Back in 2010, we ran a post by our then clinical editor, Christine Moffa. It was called “Prospects for New Nurses: Thoughts On Graduating During a Downturn” and it generated quite a few comments. Below is a sampling of excerpts. Some people were pretty distressed, wondering whether they should take jobs that separated them from their families, facing criticism from people who expected they should find a job easily. After all, they were nurses! And we all know they are always in demand.
We’ve been hearing anecdotally that the prospects for new nurses are getting better overall. Is this your experience?—JM, senior editor
“It costs a lot of money to train nurses, especially new grads. Many employers want experienced nurses. The best piece of advice given to me was to stay with same healthcare system/unit floor I worked with as a student nurse. Even that prospect, however, seems to be circling the drain for the same reason I hear over and over again: EXPERIENCE REQUIRED!!! Relocation may not be an option for some people….I’m sure I will eventually get a job, but it’s the uncertainty of my future that frustrates me. It’s quite aggravating to have worked so hard in school only to be disappointed in the end.”
“I just graduated in March and am really worried about getting a job. Thankfully I will be able to stay at my current job as a RN- I worked there as a LPN for almost a year.”
“I won’t give up; but I’m definitely discouraged. It has been a year since I graduated.
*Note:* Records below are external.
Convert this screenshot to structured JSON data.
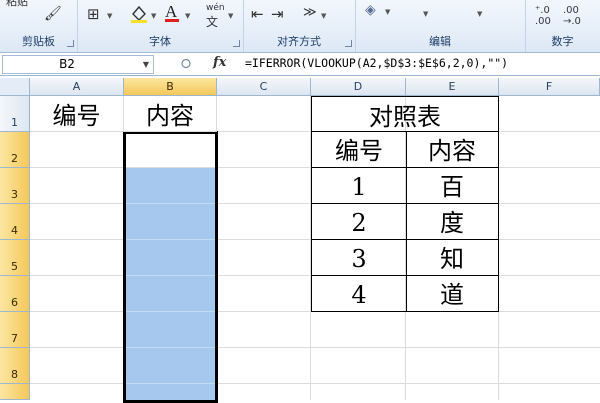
{
  "ribbon": {
    "groups": [
      {
        "label": "剪贴板"
      },
      {
        "label": "字体"
      },
      {
        "label": "对齐方式"
      },
      {
        "label": "编辑"
      },
      {
        "label": "数字"
      }
    ],
    "clipped_text": "粘贴",
    "wen_label": "wén",
    "wen_char": "文"
  },
  "formula_bar": {
    "name_box": "B2",
    "fx": "fx",
    "formula": "=IFERROR(VLOOKUP(A2,$D$3:$E$6,2,0),\"\")"
  },
  "columns": [
    "A",
    "B",
    "C",
    "D",
    "E",
    "F"
  ],
  "rows": [
    "1",
    "2",
    "3",
    "4",
    "5",
    "6",
    "7",
    "8"
  ],
  "cells": {
    "A1": "编号",
    "B1": "内容",
    "D1": "对照表",
    "D2": "编号",
    "E2": "内容",
    "D3": "1",
    "E3": "百",
    "D4": "2",
    "E4": "度",
    "D5": "3",
    "E5": "知",
    "D6": "4",
    "E6": "道"
  },
  "colors": {
    "selection_fill": "#a7c8ee",
    "header_selected": "#f5c75a",
    "ribbon_bg": "#dde8f6"
  }
}
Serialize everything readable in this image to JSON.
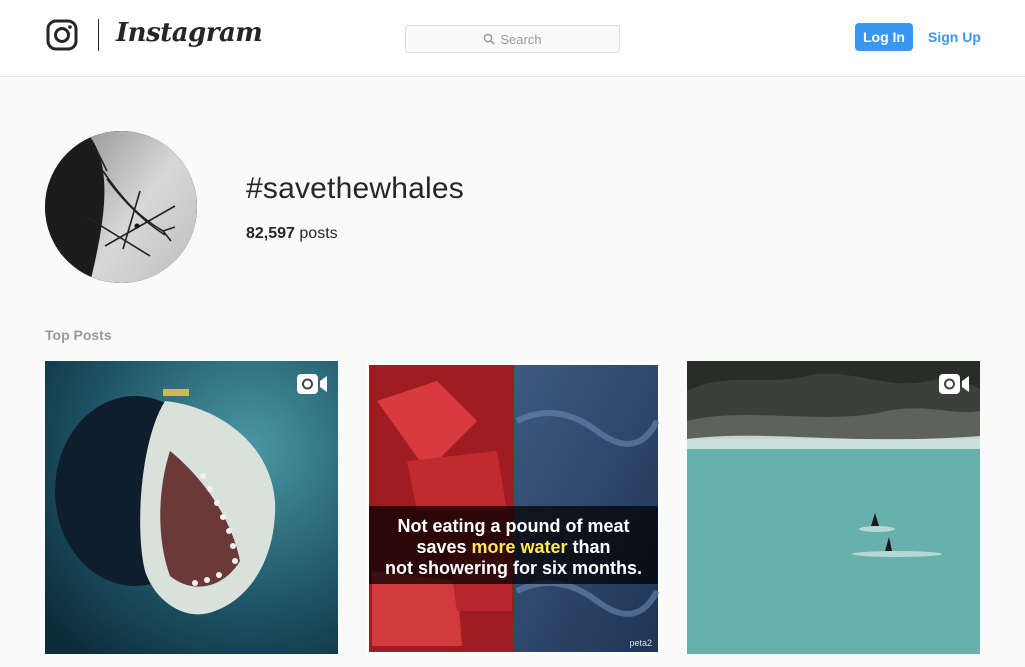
{
  "header": {
    "wordmark": "Instagram",
    "search_placeholder": "Search",
    "login_label": "Log In",
    "signup_label": "Sign Up",
    "accent_color": "#3897f0"
  },
  "hashtag": {
    "title": "#savethewhales",
    "post_count": "82,597",
    "post_count_suffix": "posts"
  },
  "top_posts": {
    "label": "Top Posts",
    "items": [
      {
        "subject": "orca with open mouth underwater",
        "is_video": true,
        "icon": "video-camera-icon"
      },
      {
        "subject": "raw meat and water split image",
        "is_video": false,
        "caption_line1": "Not eating a pound of meat",
        "caption_pre": "saves ",
        "caption_highlight": "more water",
        "caption_post": " than",
        "caption_line3": "not showering for six months.",
        "watermark": "peta2"
      },
      {
        "subject": "orcas fins in a bay near rocky shore",
        "is_video": true,
        "icon": "video-camera-icon"
      }
    ]
  }
}
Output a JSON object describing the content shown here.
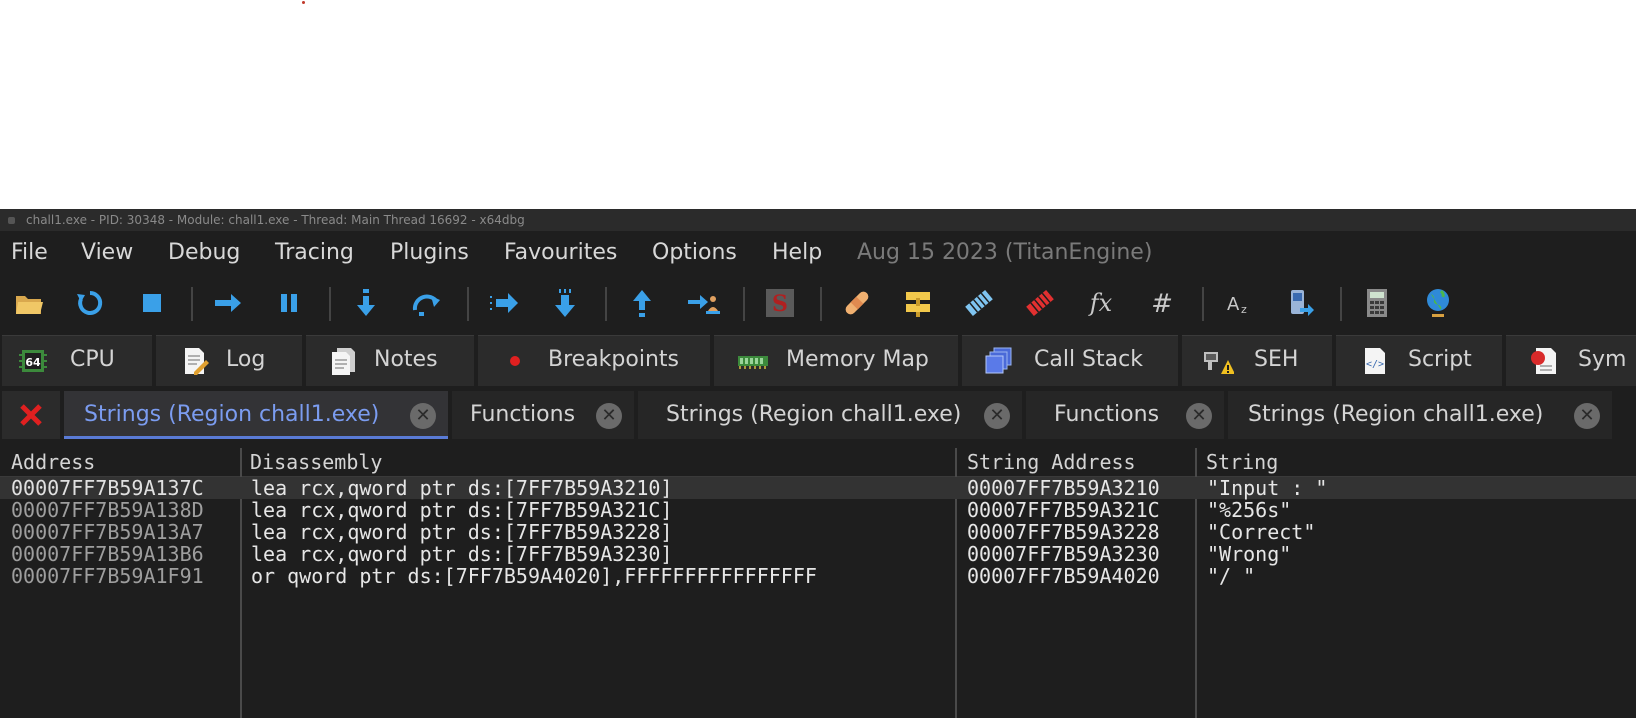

I have followed all of the advice in the book – I’m volunteering, I’m looking for a job in a SNF, I network everywhere possible, I go to hospitals and shake hands with nurse managers, I follow up, I’m persistent with hiring managers to no avail. I’m desperate for some good advice regarding my circumstances and I’m not really sure where to turn.”
“No one has everything they need to be the perfect candidate, and many are far from it, because we are fallible human beings. We must keep the knowledge that we CAN do this! Someone will look at us and say, for whatever reason, that they want us. It will happen!”
“The difference between this downturn and previous year’s downturns are that there are 50% more new grads entering the market than previous years.”
“Certainly the recession is a major factor, but the lack of nursing leaders willing to demand that hospital administrators provide optimal staffing levels,is the primary problem. Only when nurses are able to provide the level of care that they have been educated to give, will retention improve. This would only be feasible with lower nurse: patient ratios. It seems that when most nurses achieve top positions in large hospitals, the staff nurse and the true quality of patient care is forgotten.”